A photo posted by EUNMI KIM (@eunmi_amy_kim) on Mar 27, 2015 at 1:33am PDT

As I waited for my own cup, I watched a stream of other cotton candy clouds float off the counter and onto customers' plates. And when mine finally arrived, the candy floss rained down on my mug rim and hardened—like the coffee equivalent of salt around the rim of a margarita glass. But here's the kicker: it was damn good coffee. "In Asia, it's very hard to get regular customers, so we need to make something special," says general manager Chen King, who sees the Sweet Little Rain—as well as Mellower's other specialty coffees—as a good point-of-entry for Chinese consumers, who are less accustomed to coffee than their Western counterparts. "They need some time to get used to coffee," he said. King's strategy appears to have worked. On the Saturday afternoon of my visit, the café was crowded with friends snapping selfies with their cotton clouds. And according to King, the shop sells 150 Sweet Little Rains per day.

Advertisement

  会下雨的咖啡   A photo posted by 1995 (@lilalilaxx) on Apr 1, 2015 at 9:01am PDT

But it's not just a matter of getting used to it. Mellower, as well as a handful of other coffee shops like Café Ming Qian, are offering classes—both for baristas and coffee amateurs. Would-be students sign up for courses on everything from roasting to latte art.

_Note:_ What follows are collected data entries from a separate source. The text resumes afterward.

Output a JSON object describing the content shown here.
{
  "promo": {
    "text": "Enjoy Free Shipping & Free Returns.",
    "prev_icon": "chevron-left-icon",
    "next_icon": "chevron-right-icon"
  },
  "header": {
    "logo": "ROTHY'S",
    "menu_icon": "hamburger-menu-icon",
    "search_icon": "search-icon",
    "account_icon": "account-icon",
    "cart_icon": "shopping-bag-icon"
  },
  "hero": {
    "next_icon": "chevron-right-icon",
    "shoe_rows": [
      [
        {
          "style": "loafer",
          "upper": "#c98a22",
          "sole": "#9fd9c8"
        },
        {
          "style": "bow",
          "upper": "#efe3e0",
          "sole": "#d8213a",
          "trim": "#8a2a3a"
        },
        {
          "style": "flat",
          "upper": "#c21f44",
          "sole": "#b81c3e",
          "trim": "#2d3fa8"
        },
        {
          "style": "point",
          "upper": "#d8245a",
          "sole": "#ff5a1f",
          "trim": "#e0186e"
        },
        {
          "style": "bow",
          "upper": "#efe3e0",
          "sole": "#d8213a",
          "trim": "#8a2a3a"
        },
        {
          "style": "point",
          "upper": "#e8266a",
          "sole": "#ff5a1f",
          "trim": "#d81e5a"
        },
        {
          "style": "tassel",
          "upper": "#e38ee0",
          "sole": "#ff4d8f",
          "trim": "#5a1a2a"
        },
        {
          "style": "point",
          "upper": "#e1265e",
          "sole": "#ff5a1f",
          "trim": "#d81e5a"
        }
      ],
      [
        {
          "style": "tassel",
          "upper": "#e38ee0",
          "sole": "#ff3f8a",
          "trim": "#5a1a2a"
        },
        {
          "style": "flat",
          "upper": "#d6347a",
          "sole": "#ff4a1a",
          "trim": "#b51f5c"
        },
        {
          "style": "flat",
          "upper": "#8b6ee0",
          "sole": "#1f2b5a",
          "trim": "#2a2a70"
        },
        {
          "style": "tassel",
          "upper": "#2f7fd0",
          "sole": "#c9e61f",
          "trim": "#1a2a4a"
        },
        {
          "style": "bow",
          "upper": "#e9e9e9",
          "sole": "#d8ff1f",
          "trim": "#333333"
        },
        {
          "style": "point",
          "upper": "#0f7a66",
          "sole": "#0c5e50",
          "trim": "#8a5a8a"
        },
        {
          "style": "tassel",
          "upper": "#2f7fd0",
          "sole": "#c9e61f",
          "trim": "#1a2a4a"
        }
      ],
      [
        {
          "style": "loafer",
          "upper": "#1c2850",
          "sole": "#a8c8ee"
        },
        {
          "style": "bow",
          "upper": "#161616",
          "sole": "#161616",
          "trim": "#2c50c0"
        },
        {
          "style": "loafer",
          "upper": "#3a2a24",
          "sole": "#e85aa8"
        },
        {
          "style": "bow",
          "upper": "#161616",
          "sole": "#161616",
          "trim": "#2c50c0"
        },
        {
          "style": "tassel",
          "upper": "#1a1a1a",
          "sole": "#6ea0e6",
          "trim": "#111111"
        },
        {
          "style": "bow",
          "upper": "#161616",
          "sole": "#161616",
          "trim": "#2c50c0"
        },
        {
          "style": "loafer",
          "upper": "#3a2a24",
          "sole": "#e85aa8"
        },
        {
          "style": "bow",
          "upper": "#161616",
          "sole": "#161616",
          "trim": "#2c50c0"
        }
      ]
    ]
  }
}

Meanwhile, at Lanna, Bryan is trying to change the local attitude that whipped cream and sugary syrup are adequate cover-up for bad coffee. "Sometimes café owners tell me it doesn't matter how the coffee tastes because they're gonna put it in a latte anyway," he says with a laugh.

shanghai-coffee-3

Photo by the author

Lanna Coffee is a hip caffeine oasis a far cry from the Yunnan countryside that supplies its beans. But Yunnan is where it all started. After growing up in Indonesia and Turkey—two countries with strong coffee cultures—Bryan began to wonder why China doesn't use its own beans. Yunnan's warm climate (it borders Laos, Myanmar, and Vietnam) and topography make it ideal ground for coffee cultivation.

"We want to make a Chinese brand based on Chinese coffee," Bryan said.

So far, Lanna's been a success. In fact, so have its neighbors; Lanna is just one of a group of cafés in Shanghai's Jingan district, the epicenter of China's café culture. Café Ming Qian is just down the road, and apart from offering courses, its baristas also serve up Dutch coffee in scientific beakers while offering explanations on how to drink them. Adjacent sits Australian-owned espresso bar Uncle No Name.